UK Scientists Will Be Ready to Create Three-Person Babies 'in Two Years;' FDA Considering Clinical Trials of Technique in US
Scientists in the UK announced Tuesday that they will be ready to create babies using genetic material from three people in two years, once the government makes it legal, while the U.S. Food and Drug Administration is deliberating whether to allow clinical trials to create these genetically modified babies.
In techniques commonly referred to as mitochondrial replacement, scientists would use eggs from two women and sperm from one man to treat deadly mitochondrial diseases, according to a BBC report.
Mitochondria, explains scientists with the UK's Human Fertilization and Embryology Authority, "are small structures present in cells that produce much of the energy required by the cell. They contain a small amount of DNA that is inherited exclusively from the mother through the mitochondria present in her eggs. Mutations in this mitochondrial DNA (mtDNA) can cause a range of rare but serious diseases, which can be fatal."
About 1,000 to 4,000 babies are born in the U.S. each year with mitochondrial disease.
Replacing the defective mitochondria from one woman's eggs carrying the mutated mitochondria with healthy ones from another woman's eggs would make it possible for women carrying the defective gene to have healthy babies with genetic material from three different people. These genetic changes would also be transferred to future offspring.
The techniques have been the subject of scientific and ethical debate for several years.
In their third scientific review of the safety and efficacy of mitochondrial replacement techniques, the UK's Human Fertilization and Embryology Authority recommended that they be considered "not unsafe" for use on a "specific and defined group of patients."
Professor Robin Lovell-Badge of the UK's Medical Research Council and a member of the scientific panel, said that once a series of final tests recommended are complete, scientists can start creating three-person babies in two years.
"I think that [two years] is not a bad estimation. The other sorts of experiments that we thought were necessary, again it will take about two years to complete all of those," Lovell-Badge told the BBC.
Professor Andy Greenfield, chair of the scientific review panel, cautioned, however, that safety is "not a straightforward issue."
"Are these techniques safe in humans? We won't know that until it's actually done in humans. Until a healthy baby is born we cannot say 100 percent that these techniques are safe, if you think back to when IVF was a new technology, all of these questions were asked before IVF," he explained.
The FDA's Cellular, Tissue and Gene Therapies Advisory Committee held a hearing Feb 25-26 to consider whether to approve mitochondrial replacement techniques in humans.
On Wednesday, an FDA representative told The Christian Post that a decision has not yet been made.
If the FDA approves, trials in the creation of three-person babies can begin.
Not everyone, however, is focused on the potential good that could come from these genetically modified babies.
In an op-ed in The New York Times in February, Marcy Darnovsky, executive director of the Center for Genetics and Society, warned that scientists could be opening Pandora's box with genetically modified babies.
"This is a dangerous step. These techniques would change every cell in the bodies of children born as a result of their use, and these alterations would be passed down to future generations," said Darnovsky.
She noted that researchers at Oregon Health and Science University produced five macaque monkeys using a mitochondrial replacement technique and they all appear healthy for now. Four of them are adults using one of these techniques and all five appear healthy.

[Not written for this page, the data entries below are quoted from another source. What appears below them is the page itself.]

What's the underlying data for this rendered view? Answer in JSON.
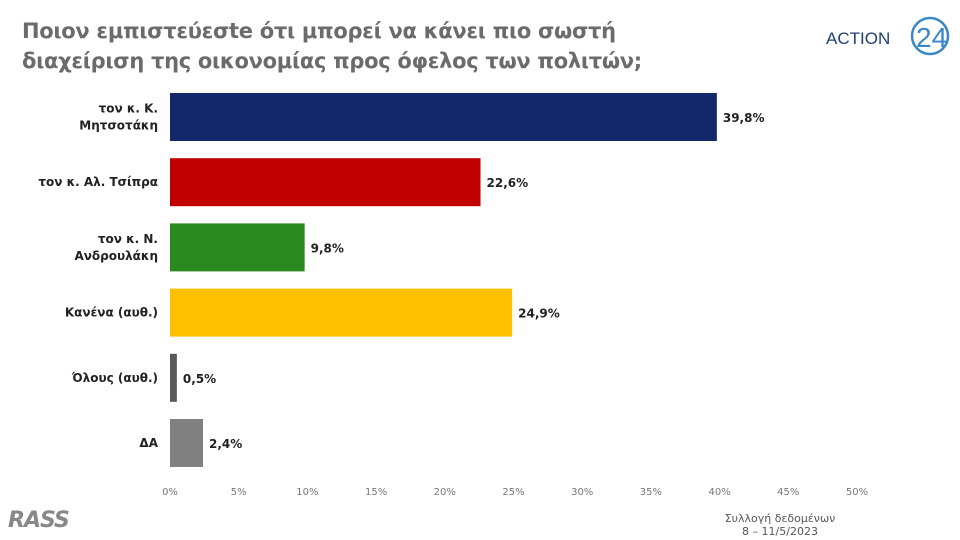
{
  "header": {
    "title": "Ποιον εμπιστεύεσte ότι μπορεί να κάνει πιο σωστή διαχείριση της οικονομίας προς όφελος των πολιτών;",
    "logo": "ACTION 24"
  },
  "footer": {
    "logo": "RASS",
    "note_line1": "Συλλογή δεδομένων",
    "note_line2": "8 – 11/5/2023"
  },
  "chart_data": {
    "type": "bar",
    "orientation": "horizontal",
    "title": "Ποιον εμπιστεύεσte ότι μπορεί να κάνει πιο σωστή διαχείριση της οικονομίας προς όφελος των πολιτών;",
    "categories": [
      [
        "τον κ. Κ.",
        "Μητσοτάκη"
      ],
      [
        "τον κ. Αλ. Τσίπρα"
      ],
      [
        "τον κ. Ν.",
        "Ανδρουλάκη"
      ],
      [
        "Κανένα (αυθ.)"
      ],
      [
        "Όλους (αυθ.)"
      ],
      [
        "ΔΑ"
      ]
    ],
    "values": [
      39.8,
      22.6,
      9.8,
      24.9,
      0.5,
      2.4
    ],
    "labels": [
      "39,8%",
      "22,6%",
      "9,8%",
      "24,9%",
      "0,5%",
      "2,4%"
    ],
    "colors": [
      "#13286a",
      "#c00000",
      "#2b8a1f",
      "#ffc000",
      "#595959",
      "#808080"
    ],
    "xlim": [
      0,
      50
    ],
    "ticks": [
      "0%",
      "5%",
      "10%",
      "15%",
      "20%",
      "25%",
      "30%",
      "35%",
      "40%",
      "45%",
      "50%"
    ],
    "grid": false
  }
}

She pointed out, however, that the work of those same researchers seeking to replicate the technique using fertilized human eggs have not been as promising.
"More than half of the human zygotes — single cells formed by the merging of an egg and sperm — had abnormalities not observed in the fertilized eggs of the monkeys. 'It looks like human oocytes are more sensitive,'" the lead researcher, Shoukhrat Mitalipov, a reproductive biologist, told Nature.
"The FDA. advisory panel says that its meeting will consider only scientific aspects of mitochondrial manipulation and that any "ethical and social policy issues" are outside its scope. But those are precisely the issues that we must address. Simply being able to do something doesn't mean we should do it," she ended.